- Allegiance: Kingdom of Scotland
- Branch: Scottish Army
- Rank: Major
- Conflicts: Jacobite rising of 1689 Battle of Dunkeld; Nine Years' War Siege of Namur;
- Relations: George Monro (son)

= George Munro, 1st of Auchinbowie =

George Munro of Auchinbowie, originally of Bearcrofts was a Scottish born military officer of the late 17th century. He was the first Munro of Auchinbowie.

==Lineage==

George Munro was the eldest son of Alexander Munro of Bearcrofts who himself was a descendant of the Munro of Milntown family. The Munro of Milntown family descend from a younger son of Hugh Munro, 9th Baron of Foulis (d.1425). In the published genealogies of the family Alexander Mackenzie's designation of "of Bearcrofts" and "of Auchinbowie" is different to that given by John Alexander Inglis. The line that Mackenzie designates of Auchinbowie did not come into possession of the Auchinbowie property until Alexander Monro, who was the son of John Monro, who himself was a younger son of Alexander Munro of Bearcrofts, bought the property from the grandson of the George Munro who is the subject of this article.

==Military career==

During the Jacobite rising of 1689, George Munro fought for the Scottish Covenanters as a Captain in the Cameronian Regiment at the Battle of Dunkeld where the Jacobites were defeated. The Battle of Dunkeld is said to have lasted four to five hours and the Cameronian regiment of 1200 men was outnumbered by a force of 5000 Jacobites. In the first hour of the battle the Colonel of the Cameronian Regiment, William Cleland, was killed and the Major was wounded so the command fell to Captain George Munro. It is said that they had to use lead stripped off the roofs of houses and melted in the ground for ammunition. The Jacobites were eventually defeated.

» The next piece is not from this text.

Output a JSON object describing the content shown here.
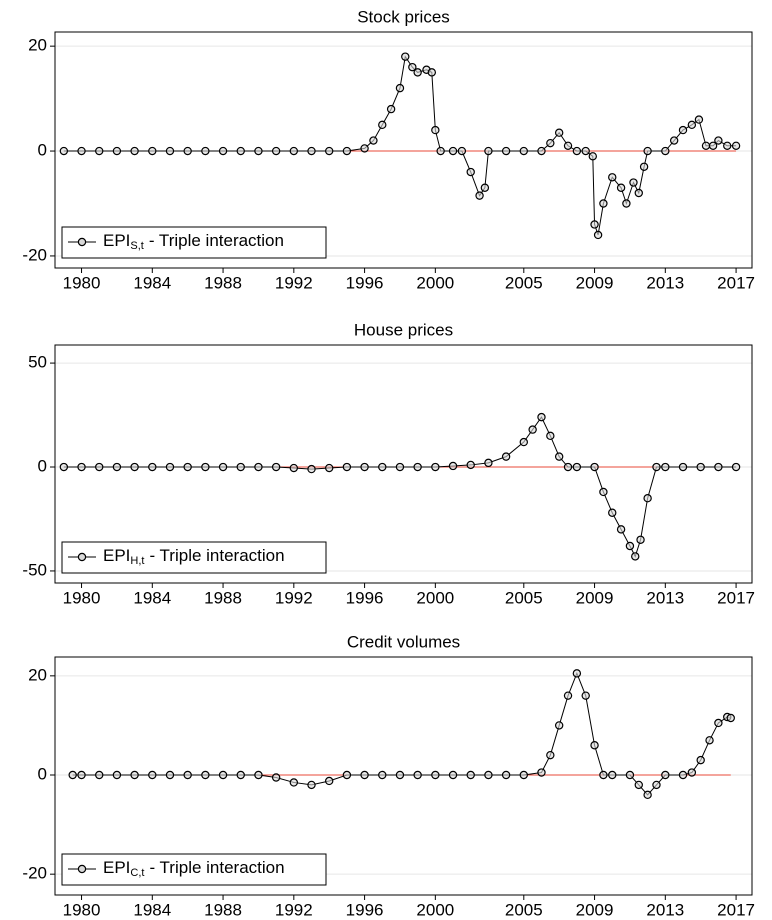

After the Battle of Dunkeld, Captain George Munro was promoted to Major and was put in command of an independent company of foot in Perthshire. Later as a Major in Sir Charles Graham's Regiment of Foot he fought at the Siege of Namur in 1695.

==Family==

George Munro married Margaret Bruce of Auchinbowie in 1693. Margaret was the second daughter of Robert Bruce of Auchinbowie. She had no brothers, and on her father's death the property fell to her elder sister Janet Bruce. However Janet's husband, Captain William Bruce, killed another gentleman in a drunken brawl and he fled from justice, leaving Janet to cope with the debts of the property, which proved too much for her. In 1702 Janet Bruce sold the property to her brother-in-law, Major George Munro, who thus became the Laird of Auchinbowie. They had the following children:

1. Alexander Munro, 2nd of Auchinbowie who according to Inglis married Anne, daughter of Sir Robert Stewart, Lord Tillicultry, but who according Mackenzie, designating this line as of Bearcrofts, died before his own father. However, Mackenzie, page 311, does state We are not at all clear about these marriages, and think there must have been another head of the house which is here missed out. According to Inglis, Alexander of Auchinbowie's son was George Munro (3rd) of Auchinbowie, who sold the property to his cousin Alexander Monro (primus), son of John Monro, son of Alexander Munro of Bearcrofts. It is Alexander Monro (primus) and his father John who Mackenzie designates as the second and first Monros of Auchinbowie.
2. Margaret Munro, who was born in 1707.
3. George Monro, who is believed to have been born in Ireland in about 1700 at Clonfin in county Longford. When John Alexander Inglis wrote his history of the Monro of Auchinbowie family in 1911, he had not at that time identified the younger George Monro as a member of the family. The younger George Monro became famous for his resolute but ultimately unsuccessful defence of Fort William Henry in 1757 during the Seven Years' War/French and Indian War and the subsequent massacre of his garrison at the hands of France's American Indian allies which is portrayed in the novel and various films by the title of The Last of the Mohicans.